Николай Иванович одернул на себе суконную тужурку, поправил очки и, неловко ступая среди травы и сухих сучьев, направился к оврагу.
Лошадь смирно стояла, попрядывая ушами; Ольга Ивановна опустила вожжи, ленивым движением нагнулась вперед и, щурясь от солнца, стала следить за фигурой брата. Он шел слегка подпрыгивая на своих длинных, тонких ногах; раз или два он спотыкнулся, и, по движению его локтя, Ольга Ивановна угадала, что он опять поправил очки.
«Коля — дачник, — подумала она, — в деревне он и ходить-то по-настоящему не умеет.
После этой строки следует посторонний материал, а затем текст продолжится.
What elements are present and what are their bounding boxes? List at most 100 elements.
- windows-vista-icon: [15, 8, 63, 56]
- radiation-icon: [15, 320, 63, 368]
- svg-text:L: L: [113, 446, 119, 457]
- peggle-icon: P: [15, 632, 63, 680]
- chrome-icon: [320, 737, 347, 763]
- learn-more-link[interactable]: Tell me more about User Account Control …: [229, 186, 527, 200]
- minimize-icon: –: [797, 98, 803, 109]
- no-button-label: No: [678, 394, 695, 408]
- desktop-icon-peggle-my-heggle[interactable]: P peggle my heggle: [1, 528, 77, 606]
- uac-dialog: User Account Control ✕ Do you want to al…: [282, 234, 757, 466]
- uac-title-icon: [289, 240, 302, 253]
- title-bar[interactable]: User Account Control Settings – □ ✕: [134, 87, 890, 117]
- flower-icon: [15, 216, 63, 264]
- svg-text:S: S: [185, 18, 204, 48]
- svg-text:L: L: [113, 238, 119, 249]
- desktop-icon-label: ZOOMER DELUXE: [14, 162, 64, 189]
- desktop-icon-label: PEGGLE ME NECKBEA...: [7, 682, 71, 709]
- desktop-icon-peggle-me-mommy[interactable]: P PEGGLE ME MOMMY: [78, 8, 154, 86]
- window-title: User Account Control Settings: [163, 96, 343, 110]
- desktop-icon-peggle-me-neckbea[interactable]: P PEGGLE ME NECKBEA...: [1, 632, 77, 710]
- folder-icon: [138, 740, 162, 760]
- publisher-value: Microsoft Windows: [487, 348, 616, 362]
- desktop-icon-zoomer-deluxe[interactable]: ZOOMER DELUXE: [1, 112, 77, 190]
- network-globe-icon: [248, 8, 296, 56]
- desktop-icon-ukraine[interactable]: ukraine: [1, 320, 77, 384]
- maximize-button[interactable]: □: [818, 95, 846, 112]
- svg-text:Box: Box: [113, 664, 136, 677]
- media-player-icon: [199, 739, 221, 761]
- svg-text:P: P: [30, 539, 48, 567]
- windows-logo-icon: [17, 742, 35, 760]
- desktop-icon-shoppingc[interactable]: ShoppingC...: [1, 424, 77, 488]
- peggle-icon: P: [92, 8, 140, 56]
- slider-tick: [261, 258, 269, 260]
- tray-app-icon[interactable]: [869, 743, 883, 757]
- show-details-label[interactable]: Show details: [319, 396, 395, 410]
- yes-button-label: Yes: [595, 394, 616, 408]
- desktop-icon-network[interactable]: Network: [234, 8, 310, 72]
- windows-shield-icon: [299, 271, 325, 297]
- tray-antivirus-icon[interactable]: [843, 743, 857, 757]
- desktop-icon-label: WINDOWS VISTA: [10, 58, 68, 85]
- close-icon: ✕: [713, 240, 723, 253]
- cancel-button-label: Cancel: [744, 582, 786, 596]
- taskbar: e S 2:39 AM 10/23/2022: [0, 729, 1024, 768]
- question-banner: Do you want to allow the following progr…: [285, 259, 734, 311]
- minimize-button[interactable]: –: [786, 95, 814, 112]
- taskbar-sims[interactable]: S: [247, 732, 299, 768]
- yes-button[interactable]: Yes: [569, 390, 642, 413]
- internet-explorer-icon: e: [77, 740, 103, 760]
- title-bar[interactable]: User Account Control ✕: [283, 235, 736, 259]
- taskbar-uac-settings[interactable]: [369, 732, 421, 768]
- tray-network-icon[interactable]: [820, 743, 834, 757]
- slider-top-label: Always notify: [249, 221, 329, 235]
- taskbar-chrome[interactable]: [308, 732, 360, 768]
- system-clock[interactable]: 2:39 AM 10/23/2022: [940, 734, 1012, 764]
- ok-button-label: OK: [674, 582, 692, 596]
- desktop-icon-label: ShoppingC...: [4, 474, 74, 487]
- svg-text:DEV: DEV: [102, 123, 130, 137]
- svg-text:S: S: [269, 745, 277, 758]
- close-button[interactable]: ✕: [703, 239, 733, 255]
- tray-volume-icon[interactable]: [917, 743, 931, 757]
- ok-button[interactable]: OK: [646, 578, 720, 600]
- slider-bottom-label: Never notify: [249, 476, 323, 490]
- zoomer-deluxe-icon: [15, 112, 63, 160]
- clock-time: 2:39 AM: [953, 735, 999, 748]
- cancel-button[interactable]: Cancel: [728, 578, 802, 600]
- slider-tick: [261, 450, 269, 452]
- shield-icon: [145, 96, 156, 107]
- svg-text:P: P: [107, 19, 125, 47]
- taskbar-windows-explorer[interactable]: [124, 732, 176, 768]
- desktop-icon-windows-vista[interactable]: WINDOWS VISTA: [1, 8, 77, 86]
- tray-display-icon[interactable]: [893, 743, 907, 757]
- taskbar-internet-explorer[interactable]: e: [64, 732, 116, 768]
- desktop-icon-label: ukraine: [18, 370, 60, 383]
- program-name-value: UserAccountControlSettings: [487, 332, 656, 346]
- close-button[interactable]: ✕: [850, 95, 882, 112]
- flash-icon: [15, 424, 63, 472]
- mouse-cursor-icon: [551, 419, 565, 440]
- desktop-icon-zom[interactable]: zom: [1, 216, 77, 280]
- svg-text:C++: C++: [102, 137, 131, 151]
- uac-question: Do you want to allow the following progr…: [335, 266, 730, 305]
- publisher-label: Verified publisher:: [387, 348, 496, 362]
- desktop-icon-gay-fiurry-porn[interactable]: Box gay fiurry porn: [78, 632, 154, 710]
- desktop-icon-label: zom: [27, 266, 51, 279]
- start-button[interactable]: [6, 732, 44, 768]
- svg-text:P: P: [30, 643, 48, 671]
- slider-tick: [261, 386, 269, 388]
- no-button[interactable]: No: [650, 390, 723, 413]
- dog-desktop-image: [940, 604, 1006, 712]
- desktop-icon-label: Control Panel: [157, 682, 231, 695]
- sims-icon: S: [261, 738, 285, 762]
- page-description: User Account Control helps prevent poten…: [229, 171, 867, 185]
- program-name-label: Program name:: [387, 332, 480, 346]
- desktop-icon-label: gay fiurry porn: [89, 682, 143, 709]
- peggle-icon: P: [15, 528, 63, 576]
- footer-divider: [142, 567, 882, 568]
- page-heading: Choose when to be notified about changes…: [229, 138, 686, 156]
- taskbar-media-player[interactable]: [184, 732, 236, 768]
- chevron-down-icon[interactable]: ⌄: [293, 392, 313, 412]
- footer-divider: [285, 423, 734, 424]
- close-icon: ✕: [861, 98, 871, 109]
Чиновник. Если бы не я, что сталось бы с имением?»
Николай Иванович скрылся.
Он медленно углублялся в чащу, и до слуха его уже долетал теперь легкий стук топора.
«Не ошиблась! — думал он про Ольгу. — У нее есть этот навык, некоторого рода наметанность… Я не думал, что из нее может выработаться такая дельная, хорошая хозяйка. Но что же, однако, буду я делать с „ним“?» — вспомнил он, прислушиваясь к стуку в лесу.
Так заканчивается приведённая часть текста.